A nova constituição da cúria romana, 'Pregai o Evangelho' parte do princípio que o poder da Igreja emana da denominada missão canônica e não do sacramento da ordem.
Por Edson Luiz Sampel
“Com o ajutório de leigos qualificados, os clérigos disporão de mais tempo para se dedicar à cura de almas, vale dizer, às funções típicas do ministério sacerdotal: batizados, celebração de missas, oitiva de confissões, casamentos, exéquias, condução de paróquias etc.”
Aos 5 de junho de 2022 entrou em vigor a nova constituição da cúria romana, "Pregai o Evangelho". A referida lei, elaborada pelo papa Francisco, traz mudança profunda no governo eclesiástico porque parte do princípio de que o poder na Igreja emana da denominada missão canônica (espécie de mandato) e não do sacramento da ordem (restrito aos padres e bispos). Assim, os leigos também podem exercer cargos importantes na Igreja. De fato, estabelece o número 5 dos Princípios e Critérios para o Atendimento da Cúria Romana: "Caráter de vigário da cúria romana. Cada instituição curial cumpre sua missão em virtude do poder recebido do pontífice romano, em cujo nome opera com poder vicário no exercício do seu múnus primacial. Por esta razão, qualquer fiel pode presidir um dicastério ou organismo, dada a particular competência, poder de governo e função deste último." Observe-se a frase "qualquer fiel". Deveras, os leigos estão incluídos.
O renomado canonista pe. Guirlanda, SJ, afirma que a "Pregai o Evangelho" confirma a tese de que o poder na Igreja não está atrelado ao sacramento da ordem, isto é, circunscrito principalmente a padres e bispos; o sumo pontífice outorga a missão (missio canonica) a quem lhe aprouver. Espera-se que ao menos o dicastério que trata dos assuntos afetos ao laicato seja doravante presidido por um leigo.

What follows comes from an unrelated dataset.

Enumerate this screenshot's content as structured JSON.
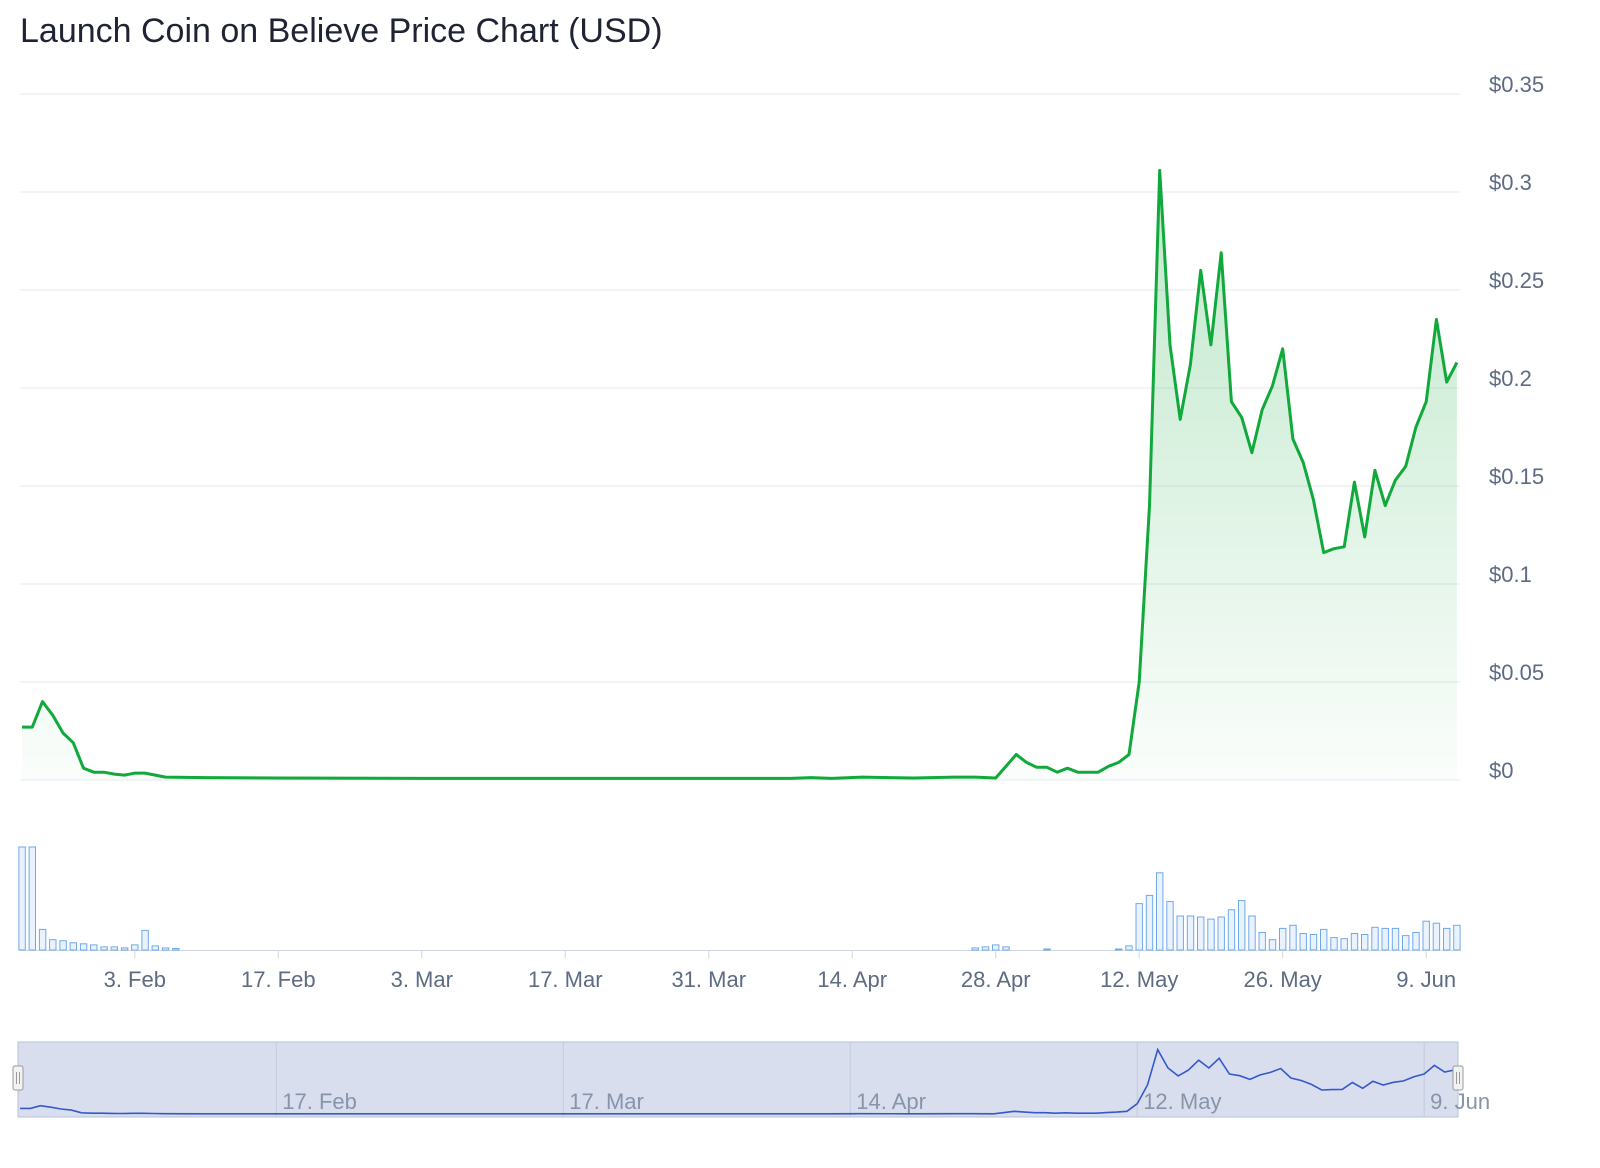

Todavia, à luz da novíssima legislação, nada impede que até mesmo a Congregação para a Doutrina da Fé, um dos mais importantes dicastérios a serviço do papa, seja também conduzido por um leigo.
De qualquer forma, a constituição em apreço não transformará apenas a realidade da cúria romana, pois, consoante o adágio jurídico, o mais se aplica igualmente no menos. Neste diapasão, decerto as cúrias diocesanas outrossim passarão a contar com mais leigos em postos-chaves. Quem sabe um leigo como vigário judicial, ou seja, presidente de um tribunal eclesiástico?!
Cuido que o papa Francisco queira combater dois abomináveis vezos que infeccionam o grêmio da Igreja: o clericalismo e o carreirismo. A propósito, várias vezes, o santo padre tem denunciado essas mazelas, as quais descaracterizam a própria finalidade da sociedade fundada por nosso Senhor.
Com o ajutório de leigos qualificados, os clérigos disporão de mais tempo para se dedicar à cura de almas, vale dizer, às funções típicas do ministério sacerdotal: batizados, celebração de missas, oitiva de confissões, casamentos, exéquias, condução de paróquias etc. Na verdade, é exatamente destes bens espirituais inestimáveis que o povo de Deus precisa para sua salvação!
Saudemos o amantíssimo papa Francisco por mais um corajoso ato, que não enfraquece a Igreja, pelo contrário, fortalece-a, colocando-a cada vez mais em estrita adequação aos parâmetros delineados no maravilhoso Concílio Vaticano II.